Als Sara Lidman Ende der 50er Jahre mit Ivar Lo-Johansson zusammenlebte und diesen auch heiraten wollte, was jedoch der Schriftsteller ablehnte, kam Lidman zu ihrem politischen Kampf, der sich von der 68er Bewegung gegen den Krieg in Vietnam bis zum Krieg im Irak durchzog und in Schweden zu einer wichtigen Debatte zum amerikanischen Kolonialismus wurde. Sara Lidman reiste nach Vietnam, nach Südafrika, nach Kenia und verfasste in dieser Zeit mehrere kulturkritische politische Dokumentationen und gehörte damit zu jenen Personen Schwedens, die in den 60er und 70er Jahren die Vorbilder der linken Bewegung des Nordens wurde und einen bedeutenden Einfluss auf die Meinungsbildung hatten.

Als Sara Lidman im Jahre 1975 nach Missenträsk zurückkehrte, begann sie ihr bedeutendstes Werk zu schreiben, das in mehreren Bänden die Ankunft der schwedischen Eisenbahn in Nordschweden behandelt, das letzte große Ereignis, das in ihren Augen die Welt des Nordens zerstörte, da die Kolonisation des nördlichsten Teil Schwedens durch Stockholm nicht nur einen Anschluss an den Süden des Landes brachte, sondern eine gewachsene Kultur zerstörte und den nördlichsten Teil Schwedens zur größten Baustelle Stockholms machte. Sara Lidman lässt den Leser diese Geschichte, die Ende des 19. Jahrhunderts einsetzte und dann im 20. Jahrhundert mit dem Sieg Stockholms endete, mit den Augen der Befürworter und der Gegner ihrer Heimat sehen und zeigt wie durch diese Entwicklung auch der Zusammenhalt der Dörfer zerbricht und aus Freunden Feinde werden. Auch im Jernbaneeposet, wie diese Romansuite genannt wird, versucht die Schriftstellerin ihre Leser durch die Anwendung des Dialekts die Probleme der nördlichen Dörfer näher zu bringen, eine Methode, die bereits zu Beginn ihrer literarischen Karriere zu gewissen Leseschwierigkeiten ihrer Werke führte. Im Gegensatz zu ihren früheren politischen Kämpfen ist diese Romansuite jedoch nur noch Geschichte, denn die Veränderungen in ihrer Heimat sind beim Schreiben der Romane bereits vollbracht.

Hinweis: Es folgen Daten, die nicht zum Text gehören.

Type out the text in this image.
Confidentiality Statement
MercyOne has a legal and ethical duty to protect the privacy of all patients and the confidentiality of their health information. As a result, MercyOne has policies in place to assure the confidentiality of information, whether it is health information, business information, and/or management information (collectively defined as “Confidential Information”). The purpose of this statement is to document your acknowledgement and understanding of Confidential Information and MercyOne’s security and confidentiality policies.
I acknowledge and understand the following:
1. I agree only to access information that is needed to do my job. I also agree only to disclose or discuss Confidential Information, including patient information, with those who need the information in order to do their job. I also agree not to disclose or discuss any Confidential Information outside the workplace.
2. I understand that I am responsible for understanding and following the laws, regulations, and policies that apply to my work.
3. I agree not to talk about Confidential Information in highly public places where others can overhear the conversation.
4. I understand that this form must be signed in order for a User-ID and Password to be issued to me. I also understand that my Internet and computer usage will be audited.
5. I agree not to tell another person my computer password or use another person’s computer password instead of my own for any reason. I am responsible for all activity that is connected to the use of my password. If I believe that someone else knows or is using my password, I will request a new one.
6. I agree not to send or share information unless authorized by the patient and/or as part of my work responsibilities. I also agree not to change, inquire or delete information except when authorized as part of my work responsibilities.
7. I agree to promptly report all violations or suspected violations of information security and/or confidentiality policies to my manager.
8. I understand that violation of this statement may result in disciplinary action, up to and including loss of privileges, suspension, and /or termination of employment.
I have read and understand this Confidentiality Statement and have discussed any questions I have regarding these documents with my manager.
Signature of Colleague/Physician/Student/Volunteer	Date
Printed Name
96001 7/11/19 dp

Wenn man heute die rund 20 Bücher von Sara Lidman betrachtet, so stellen diese nur einen sehr kleinen Teil ihres Schaffens dar, da sie auch unermüdlich Artikel für die schwedische Presse schrieb und nur einen Teil ihrer Aufzeichnungen und unvollendeten Manuskripte veröffentlichte. Die Schriftstellerin und ihre Erben haben zwischen 1998 und 2004 das gesamte Material Sara Lidmans dem Forschungsarchiv der Universität Umeå geschenkt, wobei dieses Material insgesamt 342 Bände umfasst, wovon es sich bei 122 um verschiedene Manuskripte der Schriftstellerin handelt. Hinzu kommen die Manuskripte, die Sara Lidmans Lebenskamerad Leif Sjöberg, mit Zustimmung der Autorin, der Universität Uppsala vermachte. Das gesamte Material, ausgenommen der persönlichen Briefe Lidmans, stehen der Forschung zur Verfügung. Um die Briefe einsehen zu können, benötigt man jedoch die Genehmigung der Erben.